Detection of colistin resistance from Escherichia colicolonies grown on agar cultures and bacterial pellets obtained from positively flagged blood cultures by MALDI-TOF MS-based rapid assay: aproof-of-concept study.

Purpose: Polymyxins (polymyxin B and colistin) are one of the last-resort antibiotics, whose use is limited in the alternative treatment of certain infections due to carbapenem-resistant Enterobacterales, difficult-to-treat Pseudomonas aeruginosa, and carbapenem-resistant Acinetobacter baumannii. With the increased usage of colistin in clinical settings, the colistin resistance among Enterobacterales gradually increased and became one of the most important public health threats. Therefore, the rapid and accurate detection of colistin resistance have a significant effect on the mortality rate of Gram-negative bacterial infections. For this purpose, new methodologies are being developed, and matrix-assisted laser desorption/ionization-time of flight (MALDI-TOF) mass spectrometry (MS)-based tools are one of these promising techniques.

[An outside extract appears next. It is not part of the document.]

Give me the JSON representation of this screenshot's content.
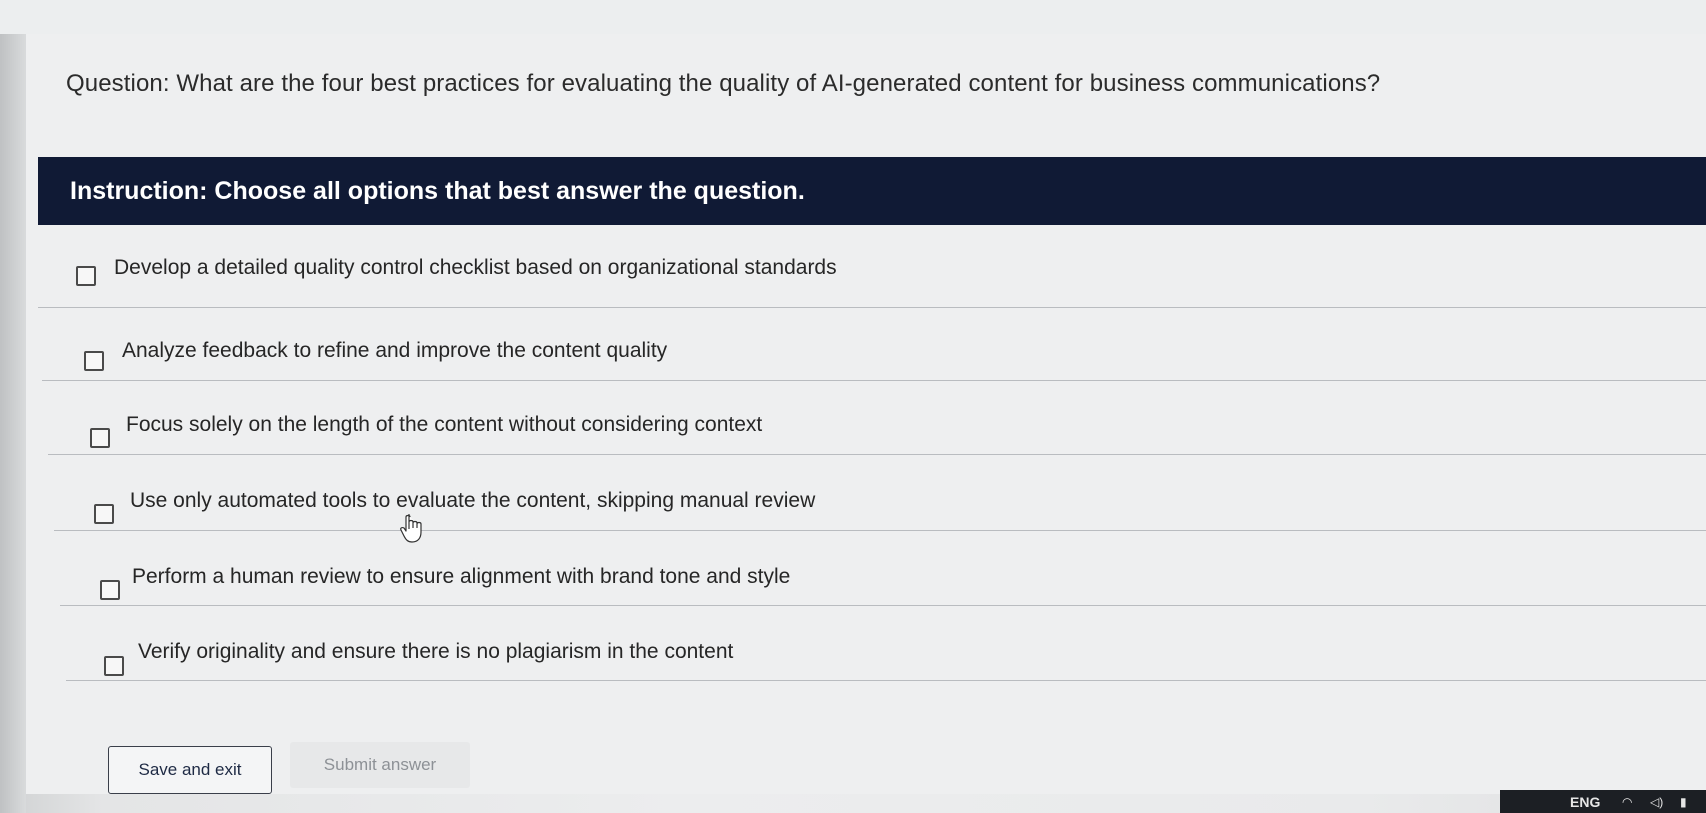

Methods: A total of 103 Escherichia coli isolates were included in the study (57 colistin-susceptible and 46 colistin-resistant). For the determination of colistin resistance, strains were tested with the MALDI Biotyper sirius System (Research Use Only [RUO]; Bruker Daltonics GmbH & Co. KG, Germany) equipped with the MBT HT LipidART Module (RUO; Bruker Daltonics GmbH & Co. KG, Germany) using MALDI-TOF MS in negative-ion mode. In these processes, two starting materials were used: (I) Bacteria grown on agar culture (AC), (II) bacterial pellets obtained from positively flagged blood cultures (BC) purified by the MALDI Sepsityper Kit 50 (Bruker Daltonics GmbH & Co. KG, Germany). The research use only MBT Lipid Xtract™ Kit (RUO; Bruker Daltonics GmbH & Co. KG; Germany) was used for the extraction of Lipid A molecules from bacteria grown on AC and from bacterial pellets of BCs. The performance of the MBT HT LipidART Module was determined for both sample types. The colistin susceptibility was tested by a broth microdilution based commercial kit (UMIC Colistin; Bruker Daltonics GmbH & Co. KG, Germany), as the reference method.

Results: Using the MBT HT LipidART Module in Compass HT, the sensitivity and specificity of the AC-derived samples were determined to be 97.7%, and 98.2%, respectively. For BC-derived samples, the corresponding values were 93.3%, and 94.7%, respectively. The AC-grown E. coli strains (both colistin-susceptible and colistin-resistant), and the BC-grown, colistin-susceptible E. coli strains had a dominating, native Lipid A peak at m/z 1796. In contrast, in BC-grown, colistin-resistant E. coli isolates, three dominant native Lipid A peaks (m/z 1796, m/z 1824, and m/z 1840) were observed. In addition, modified Lipid A peaks at m/z 1919 and m/z 2043 were observed in the mass spectra.

Conclusion: The MBT Lipid Xtract™ Kit (RUO) in combination with the MBT HT LipidART Module (RUO) proves to be a promising tool for an effective detection of colistin resistance from AC-grown bacterial isolates and BC-derived samples, after appropriate development and regulatory approval.